Part 1 – Income
One of In the Money’s readers, Sam, recently asked for me to discuss some points and suggestions for financial aid applications.
This post is meant for those who are applying for financial aid for higher education whether you are a student or a parent of a student. It is important to know the basics of how to maximize your financial aid award. Keep in mind that you should always be honest on your financial aid applications as the penalties of getting caught is considered fraud and has very severe punishments. As a general rule, you should file your FAFSA as soon as possible since most colleges have a limited amount of institutional grant funds to award and when that is gone, students are only eligible for federal and state grants and loans.

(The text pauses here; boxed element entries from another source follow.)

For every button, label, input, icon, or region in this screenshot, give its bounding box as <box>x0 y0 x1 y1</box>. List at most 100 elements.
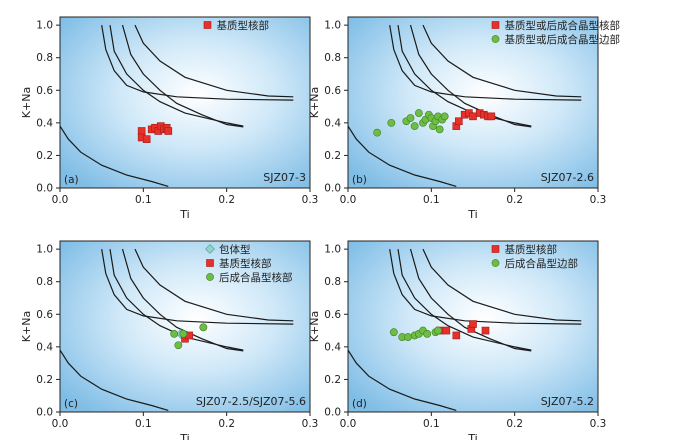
sample-label: SJZ07-5.2 <box>541 395 594 408</box>
chart-panel-0: 0.0 0.1 0.2 0.3 0.0 0.2 0.4 0.6 0.8 1.0 Ti K+Na (a) S… <box>20 16 318 221</box>
data-point-square <box>469 112 477 121</box>
legend-marker <box>491 21 500 29</box>
y-tick-label: 0.4 <box>324 117 341 129</box>
x-axis-label: Ti <box>179 432 189 440</box>
reference-curve-0 <box>389 25 582 101</box>
data-point-circle <box>423 329 432 338</box>
data-point-circle <box>434 326 442 335</box>
y-tick-label: 0.8 <box>324 276 341 288</box>
legend-label: 包体型 <box>219 243 251 256</box>
plot-frame <box>59 16 311 189</box>
y-tick-label: 0.8 <box>324 52 341 64</box>
data-point-circle <box>174 341 183 350</box>
legend-label: 后成合晶型边部 <box>505 257 579 270</box>
x-tick-label: 0.2 <box>218 418 235 430</box>
legend-marker <box>203 21 212 29</box>
reference-curve-0 <box>389 249 582 325</box>
x-axis-label: Ti <box>467 432 477 440</box>
plot-background <box>60 17 310 188</box>
x-tick-label: 0.2 <box>506 418 523 430</box>
sample-label: SJZ07-2.6 <box>541 171 594 184</box>
data-point-square <box>452 331 461 340</box>
x-tick-label: 0.1 <box>135 418 152 430</box>
legend-label: 后成合晶型核部 <box>219 271 293 284</box>
reference-curve-3 <box>347 349 457 411</box>
reference-curve-3 <box>59 125 169 187</box>
legend-marker <box>206 273 214 281</box>
y-tick-label: 0.2 <box>324 150 341 162</box>
data-point-circle <box>179 329 188 338</box>
plot-background <box>60 241 310 412</box>
plot-frame <box>59 240 311 413</box>
legend-label: 基质型核部 <box>505 243 558 256</box>
data-point-circle <box>406 114 415 122</box>
x-tick-label: 0.0 <box>52 418 69 430</box>
legend-marker <box>491 35 500 43</box>
data-point-circle <box>414 109 423 117</box>
y-tick-label: 0.6 <box>324 309 341 321</box>
y-tick-label: 0.0 <box>324 407 341 419</box>
reference-curve-4 <box>134 248 294 322</box>
y-tick-label: 0.6 <box>324 85 341 97</box>
x-tick-label: 0.2 <box>218 194 235 206</box>
legend-label: 基质型核部 <box>217 19 270 32</box>
data-point-square <box>487 112 496 121</box>
reference-curve-2 <box>409 248 532 352</box>
reference-curve-3 <box>59 349 169 411</box>
y-tick-label: 0.4 <box>324 341 341 353</box>
legend-marker <box>491 245 500 253</box>
panel-label: (c) <box>64 398 78 410</box>
chart-panel-1: 0.0 0.1 0.2 0.3 0.0 0.2 0.4 0.6 0.8 1.0 Ti K+Na (b) S… <box>308 16 621 221</box>
chart-panel-2: 0.0 0.1 0.2 0.3 0.0 0.2 0.4 0.6 0.8 1.0 Ti K+Na (c) S… <box>20 240 319 444</box>
x-tick-label: 0.2 <box>506 194 523 206</box>
y-tick-label: 1.0 <box>36 244 53 256</box>
data-point-square <box>469 320 477 328</box>
plot-frame <box>347 240 599 413</box>
data-point-square <box>137 127 146 135</box>
sample-label: SJZ07-2.5/SJZ07-5.6 <box>196 395 306 408</box>
legend-marker <box>206 259 214 267</box>
y-tick-label: 0.4 <box>36 117 53 129</box>
data-point-circle <box>387 118 396 127</box>
sample-label: SJZ07-3 <box>263 171 306 184</box>
data-point-square <box>455 117 463 126</box>
reference-curve-0 <box>101 25 294 101</box>
reference-curve-2 <box>121 24 244 128</box>
data-point-square <box>442 326 451 335</box>
y-axis-label: K+Na <box>308 87 321 118</box>
y-tick-label: 1.0 <box>324 244 341 256</box>
x-tick-label: 0.1 <box>423 418 440 430</box>
reference-curve-0 <box>101 249 294 325</box>
x-tick-label: 0.3 <box>590 418 607 430</box>
y-tick-label: 0.2 <box>324 374 341 386</box>
reference-curve-2 <box>409 24 532 128</box>
x-tick-label: 0.0 <box>52 194 69 206</box>
panel-label: (d) <box>352 398 367 410</box>
x-tick-label: 0.1 <box>423 194 440 206</box>
data-point-circle <box>410 122 419 131</box>
y-tick-label: 0.0 <box>36 183 53 195</box>
legend-label: 基质型或后成合晶型边部 <box>505 33 621 46</box>
y-axis-label: K+Na <box>20 87 33 118</box>
y-tick-label: 1.0 <box>324 20 341 32</box>
x-axis-label: Ti <box>179 208 189 221</box>
y-tick-label: 0.2 <box>36 150 53 162</box>
plot-frame <box>347 16 599 189</box>
reference-curve-4 <box>422 24 582 98</box>
data-point-circle <box>389 328 398 337</box>
data-point-square <box>481 326 490 335</box>
x-tick-label: 0.3 <box>590 194 607 206</box>
y-tick-label: 0.0 <box>36 407 53 419</box>
legend-marker <box>491 259 500 267</box>
y-axis-label: K+Na <box>20 311 33 342</box>
y-tick-label: 1.0 <box>36 20 53 32</box>
y-tick-label: 0.6 <box>36 309 53 321</box>
data-point-circle <box>373 128 382 137</box>
x-tick-label: 0.3 <box>302 418 319 430</box>
y-tick-label: 0.6 <box>36 85 53 97</box>
reference-curve-3 <box>347 125 457 187</box>
data-point-circle <box>440 112 449 121</box>
y-tick-label: 0.8 <box>36 52 53 64</box>
panel-label: (b) <box>352 174 367 186</box>
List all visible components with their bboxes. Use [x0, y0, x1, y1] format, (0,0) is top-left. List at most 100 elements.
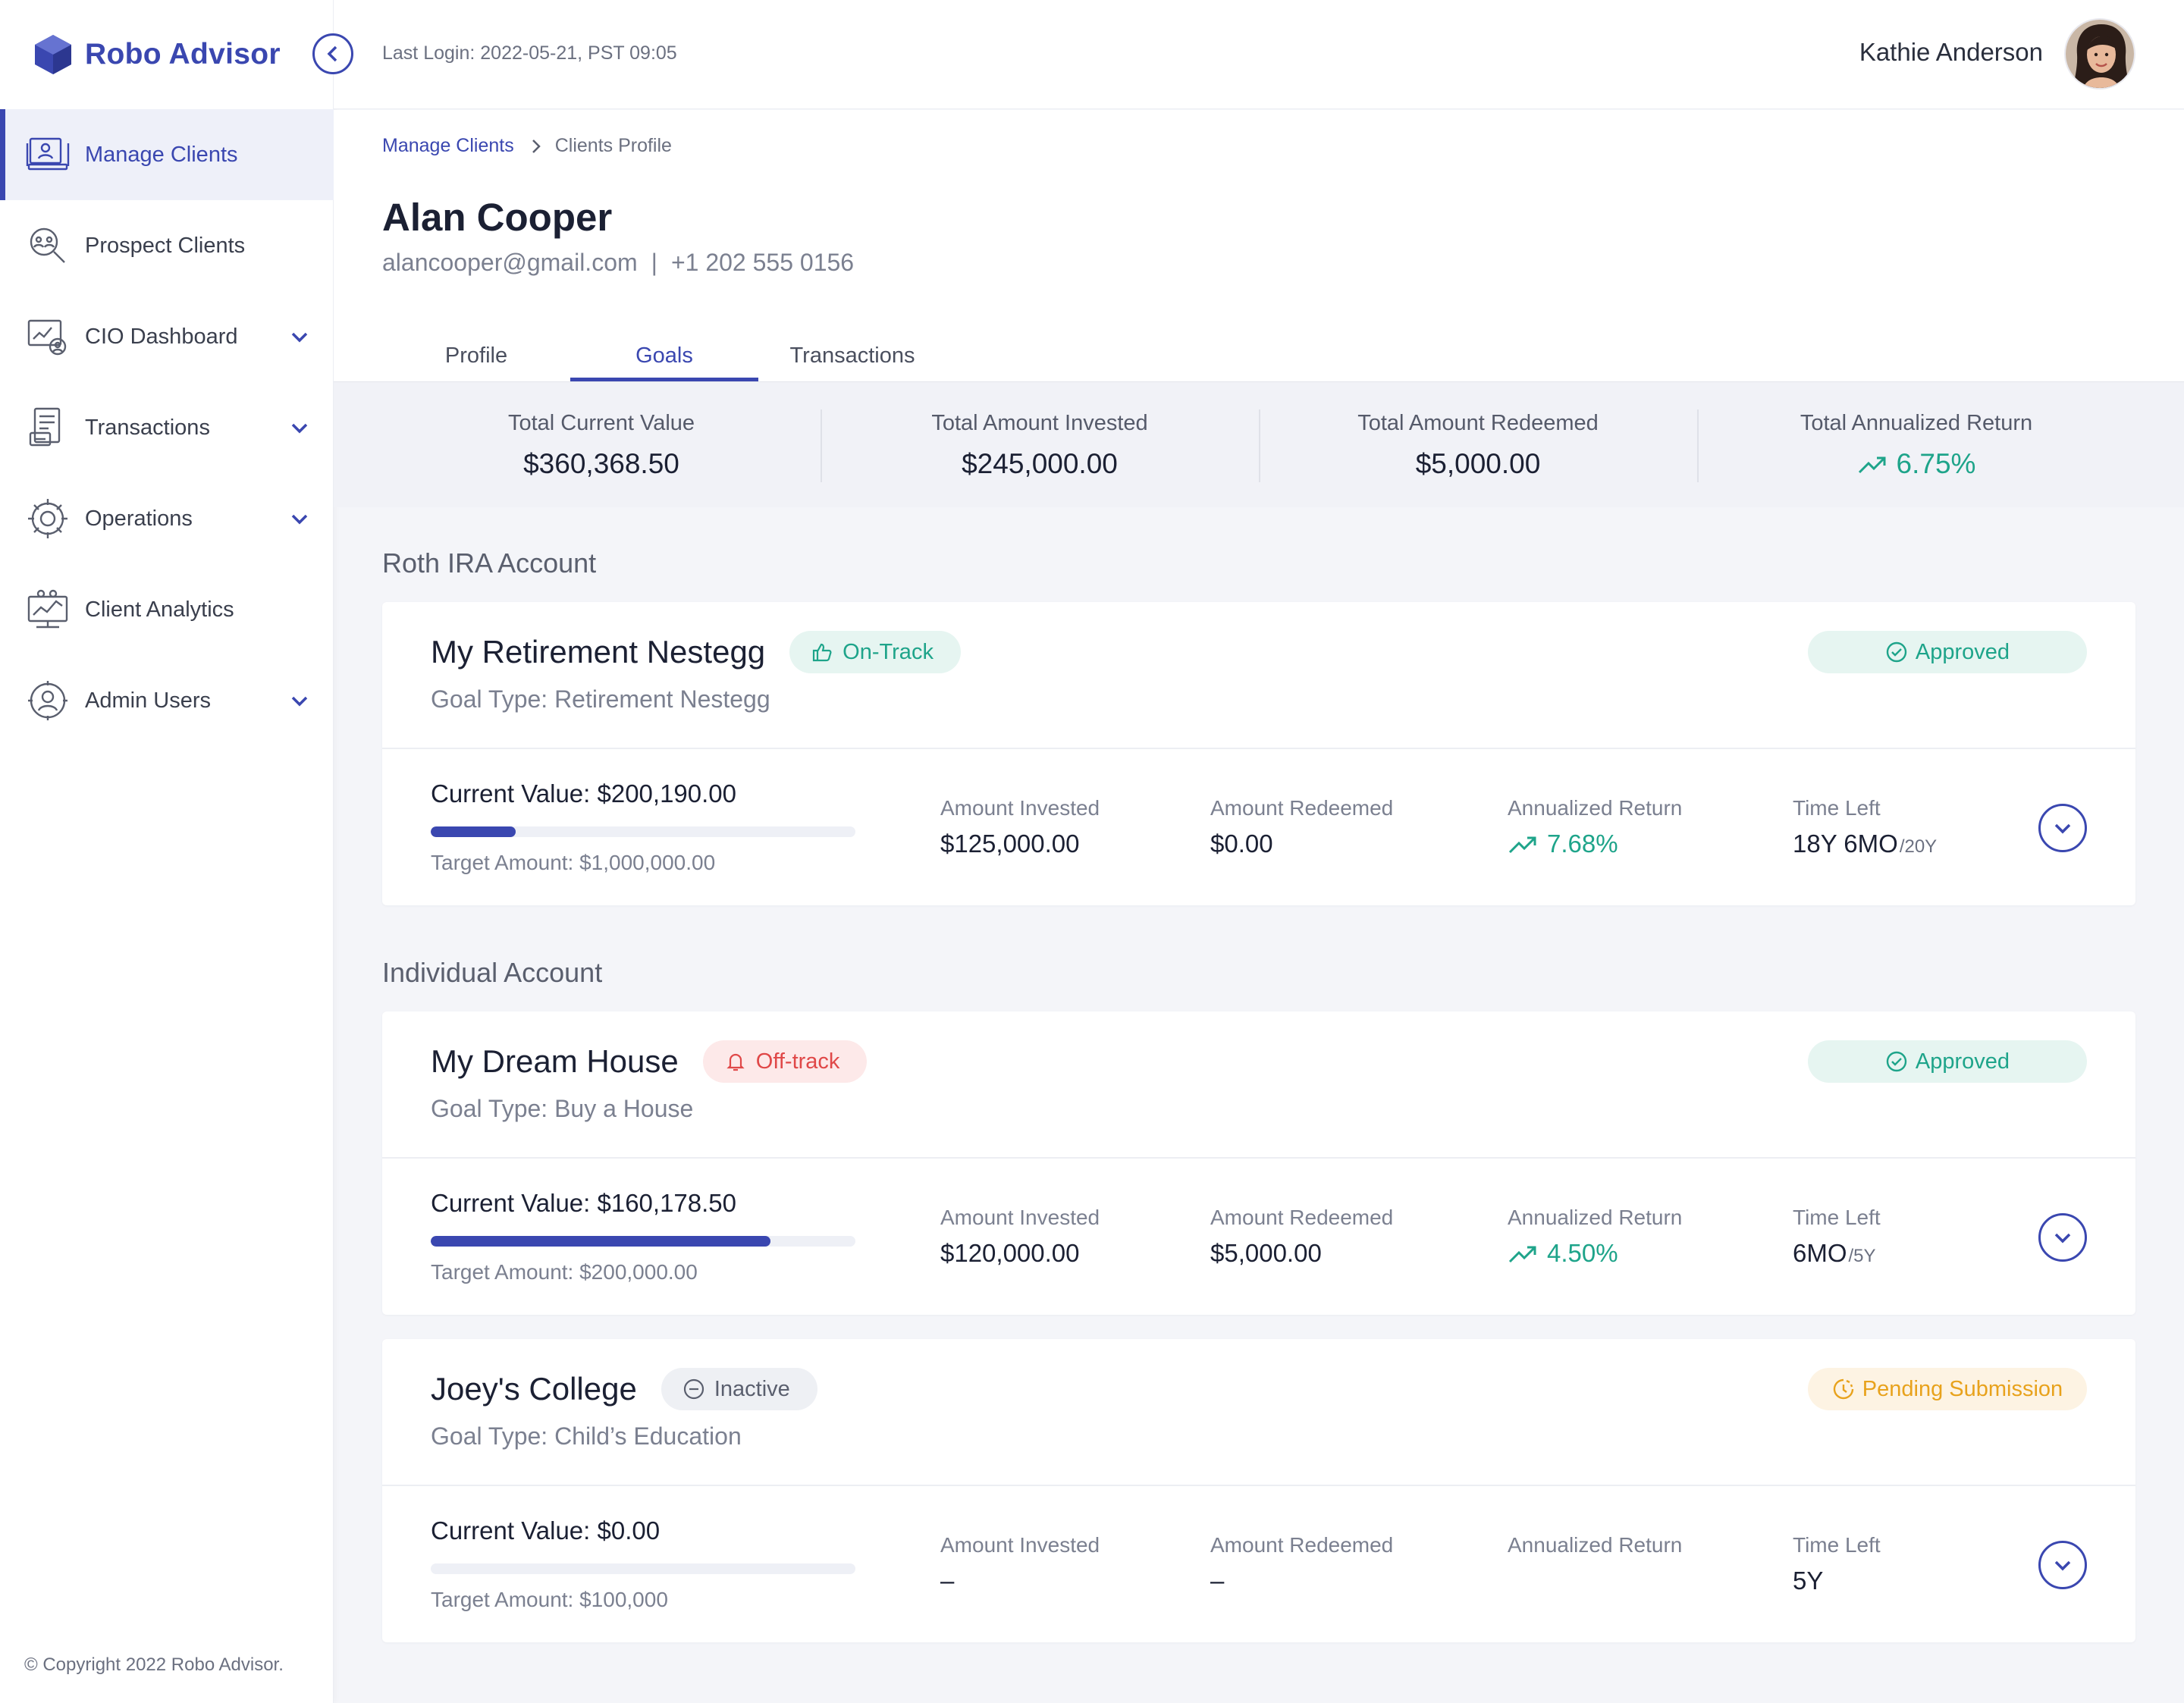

In this part, I will discuss the most basic principle to maximizing your financial aid eligibility: reducing your income in the tax year prior to the academic year that financial aid is requested. Here are some tips associated with this principle:
1. Do your taxes early – when you fill out your Free Application for Federal Student Aid (FAFSA) you need to include income numbers. Clearly, the more income you have the higher your expected family contribution will be which means less financial aid award money. To avoid overestimating your income, do your taxes early so you have the right numbers.
2. Do not pay educational expenses with money from your retirement fund – Retirement funds are sheltered from the need analysis process so try to leave them alone or if necessary, borrow against your retirement plan instead of taking a disbursement from it since you can be penalized for taking a disbursement.
3. Try to avoid capital gains in tax year prior to academic year – Capital gains such as gains from selling stocks are considered income. Try to avoid selling your stocks in the year prior to the academic year as it will raise your income.
4. Simplified Needs Test – If you fit into both of these categories, you can increase your eligibility for federal financial aid by a lot:
a. The parents’ adjusted gross income (AGI) is under $50,000
b. All family members are eligible to file an IRS 1040A or 1040EZ income tax return
If the parents’ income is close to $50,000, they should consider taking steps to lower their taxable income by either taking a capital loss through selling off bad investments, reducing their salary if they run their own business, or making a larger contribution to retirement funds.